Peerenboom’s farming practice expanded to include poultry in 2010 when she “bought a few chickens on a whim.” Since then, she has kept up to 220 hens with five roosters.

Currently, Peerenboom raises Ameraucanas hens, known for their blue-gray eggs.

“They winter well here because they don’t have a comb or a wattle,” says Peerenboom.

Wattles and combs circulate blood to cool chickens down, a feature they don’t need in the Yukon.

In addition to Ameraucanas, Peerenboom keeps Red Sussex hens (brown eggs), Red Rock hens, Brahmas hens, and meat turkeys. She also rents space on her acreage to a co-operative raising meat birds (another mutually symbiotic relationship).

Mutually beneficial relationships abound between Peerenboom’s flock and the plants on her land. The hens feed on wild plants such as lambsquarters, fireweed, grasses, rosebushes and raspberry. They also eat leaves Pereenboom trims from her market garden plants, including broccoli, cabbage, cauliflower and kale.

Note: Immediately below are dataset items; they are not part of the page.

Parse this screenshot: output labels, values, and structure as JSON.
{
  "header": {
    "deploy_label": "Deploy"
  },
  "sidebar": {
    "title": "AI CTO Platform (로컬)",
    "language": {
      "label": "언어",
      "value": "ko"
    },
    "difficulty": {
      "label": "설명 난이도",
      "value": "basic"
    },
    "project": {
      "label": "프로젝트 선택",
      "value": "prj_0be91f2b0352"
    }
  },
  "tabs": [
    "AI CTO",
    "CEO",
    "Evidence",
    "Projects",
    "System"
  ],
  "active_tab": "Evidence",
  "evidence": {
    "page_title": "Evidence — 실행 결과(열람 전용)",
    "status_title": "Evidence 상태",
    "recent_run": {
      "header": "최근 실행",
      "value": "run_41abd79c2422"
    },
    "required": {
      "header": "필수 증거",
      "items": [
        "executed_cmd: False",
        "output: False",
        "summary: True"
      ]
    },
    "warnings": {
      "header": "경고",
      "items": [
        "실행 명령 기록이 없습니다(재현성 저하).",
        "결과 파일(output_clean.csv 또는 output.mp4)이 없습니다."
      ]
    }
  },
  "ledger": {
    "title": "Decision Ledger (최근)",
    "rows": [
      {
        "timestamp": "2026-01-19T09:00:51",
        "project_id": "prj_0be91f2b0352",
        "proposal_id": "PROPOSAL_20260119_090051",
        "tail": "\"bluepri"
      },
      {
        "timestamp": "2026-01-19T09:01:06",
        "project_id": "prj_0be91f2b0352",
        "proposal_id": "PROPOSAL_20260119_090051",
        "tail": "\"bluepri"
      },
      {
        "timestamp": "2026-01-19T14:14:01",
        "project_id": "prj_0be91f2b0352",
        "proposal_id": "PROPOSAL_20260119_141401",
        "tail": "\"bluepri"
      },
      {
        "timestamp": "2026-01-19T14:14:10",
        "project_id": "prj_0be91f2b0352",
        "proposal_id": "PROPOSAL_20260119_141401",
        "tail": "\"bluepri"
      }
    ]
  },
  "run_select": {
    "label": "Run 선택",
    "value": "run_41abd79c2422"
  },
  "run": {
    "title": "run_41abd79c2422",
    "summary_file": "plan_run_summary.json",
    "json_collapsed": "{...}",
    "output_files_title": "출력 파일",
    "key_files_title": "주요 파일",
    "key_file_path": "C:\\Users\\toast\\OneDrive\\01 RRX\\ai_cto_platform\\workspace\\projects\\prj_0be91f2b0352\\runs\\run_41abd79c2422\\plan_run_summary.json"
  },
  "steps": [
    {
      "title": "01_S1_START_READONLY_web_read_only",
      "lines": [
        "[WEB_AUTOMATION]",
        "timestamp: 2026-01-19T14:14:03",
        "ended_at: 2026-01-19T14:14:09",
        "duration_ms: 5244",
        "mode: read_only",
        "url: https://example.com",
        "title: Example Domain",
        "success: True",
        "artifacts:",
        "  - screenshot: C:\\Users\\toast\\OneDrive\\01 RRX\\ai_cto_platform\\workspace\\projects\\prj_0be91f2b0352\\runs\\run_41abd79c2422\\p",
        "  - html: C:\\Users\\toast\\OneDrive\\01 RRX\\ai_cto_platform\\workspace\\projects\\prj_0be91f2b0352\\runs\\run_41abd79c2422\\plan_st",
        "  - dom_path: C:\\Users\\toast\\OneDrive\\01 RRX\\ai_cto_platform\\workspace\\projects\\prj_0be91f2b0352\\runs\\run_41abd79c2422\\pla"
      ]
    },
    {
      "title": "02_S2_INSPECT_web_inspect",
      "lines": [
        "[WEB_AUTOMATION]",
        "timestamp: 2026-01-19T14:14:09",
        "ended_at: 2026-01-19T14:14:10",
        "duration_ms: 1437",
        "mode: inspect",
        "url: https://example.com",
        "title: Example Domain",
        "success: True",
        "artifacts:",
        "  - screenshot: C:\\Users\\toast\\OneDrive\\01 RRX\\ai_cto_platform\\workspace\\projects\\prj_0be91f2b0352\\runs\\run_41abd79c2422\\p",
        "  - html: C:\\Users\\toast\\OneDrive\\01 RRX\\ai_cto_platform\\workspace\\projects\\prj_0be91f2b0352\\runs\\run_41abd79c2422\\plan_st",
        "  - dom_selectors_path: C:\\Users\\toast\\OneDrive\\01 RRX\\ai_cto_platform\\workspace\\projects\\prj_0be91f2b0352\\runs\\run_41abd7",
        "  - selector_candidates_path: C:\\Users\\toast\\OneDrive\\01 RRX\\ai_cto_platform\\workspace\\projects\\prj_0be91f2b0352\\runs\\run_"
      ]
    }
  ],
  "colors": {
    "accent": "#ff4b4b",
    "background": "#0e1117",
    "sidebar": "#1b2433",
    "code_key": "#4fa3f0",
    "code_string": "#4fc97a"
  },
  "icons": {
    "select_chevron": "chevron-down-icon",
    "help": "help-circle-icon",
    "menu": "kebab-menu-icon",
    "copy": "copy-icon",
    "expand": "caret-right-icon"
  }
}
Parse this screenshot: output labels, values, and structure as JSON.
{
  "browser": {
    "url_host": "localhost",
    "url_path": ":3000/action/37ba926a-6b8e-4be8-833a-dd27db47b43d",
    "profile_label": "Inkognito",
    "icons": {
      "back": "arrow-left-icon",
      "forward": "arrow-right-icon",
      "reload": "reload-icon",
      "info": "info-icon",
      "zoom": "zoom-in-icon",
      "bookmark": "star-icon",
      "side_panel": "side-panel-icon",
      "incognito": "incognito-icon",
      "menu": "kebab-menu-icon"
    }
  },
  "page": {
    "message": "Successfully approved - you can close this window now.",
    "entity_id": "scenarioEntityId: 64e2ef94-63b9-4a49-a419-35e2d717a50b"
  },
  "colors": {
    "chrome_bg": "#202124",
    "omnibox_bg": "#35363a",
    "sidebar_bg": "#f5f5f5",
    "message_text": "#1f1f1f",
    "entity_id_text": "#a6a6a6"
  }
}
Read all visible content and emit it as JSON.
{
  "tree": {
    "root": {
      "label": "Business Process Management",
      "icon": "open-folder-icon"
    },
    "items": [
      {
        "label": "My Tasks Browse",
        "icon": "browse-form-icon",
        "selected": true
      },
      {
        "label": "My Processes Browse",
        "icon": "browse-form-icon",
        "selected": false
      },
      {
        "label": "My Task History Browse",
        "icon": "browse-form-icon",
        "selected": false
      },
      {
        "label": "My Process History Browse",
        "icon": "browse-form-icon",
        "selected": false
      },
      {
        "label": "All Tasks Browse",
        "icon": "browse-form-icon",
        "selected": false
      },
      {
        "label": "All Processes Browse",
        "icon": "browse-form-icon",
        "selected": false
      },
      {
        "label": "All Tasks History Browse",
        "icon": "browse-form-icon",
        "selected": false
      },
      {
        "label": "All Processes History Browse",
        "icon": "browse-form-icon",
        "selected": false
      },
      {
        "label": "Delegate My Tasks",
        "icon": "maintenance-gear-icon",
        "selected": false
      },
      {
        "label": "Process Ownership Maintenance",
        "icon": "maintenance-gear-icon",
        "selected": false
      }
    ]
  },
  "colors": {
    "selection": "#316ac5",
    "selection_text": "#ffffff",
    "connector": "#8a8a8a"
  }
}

“They have digestive systems of stone — they can eat things that would poison us,” says Pereenboom of her fowl that also eat small amounts of cracked corn, ground oyster shell beet greens, and plants leftover at the end of the growing season.

In addition to turning all this feed into eggs every day, the chickens provide fertilizer through their manure.

Pereenboom composts the chicken poop using a well-organized layering method, before using it in her garden. She also gives the compost away to lucky folks who can come and collect it. These hard working chickens also specialize in pest control.

“I have zero ants or spruce beetles on my farm,” she says.

Peerenboom works hard to keep mites off of her birds with natural remedies such as lavender and diatomaceous earth (a soft powder that kills pests by dehydrating them). She surmises that mites are a greater problem in the Yukon due to the dry climate.

The climate creates other difficulties too.

“Cold winters are also a challenge,” she says. “At –40°C, the coop has enough hens to inside to stay warm with one light bulb. The temperature never drops below –16°C in the coop. But, chickens drink more water per body weight than any other animal, and water definitely freezes at –16. In the winter, I change the chickens’ water four times a day.”

Egg-collecting is also a challenge because eggs can freeze, and then crack quickly. Peerenboom keeps frozen, cracked eggs for baking.

“Know what you are getting into, and be prepared for how much work it is to keep the coop clean,” she cautions would-be chicken farmers.

An animal lover at heart, Peerenboom treats her fowl well and In turn they are great pest controllers, wastes eaters, fertilizer providers, and oh yeah, they lay eggs too.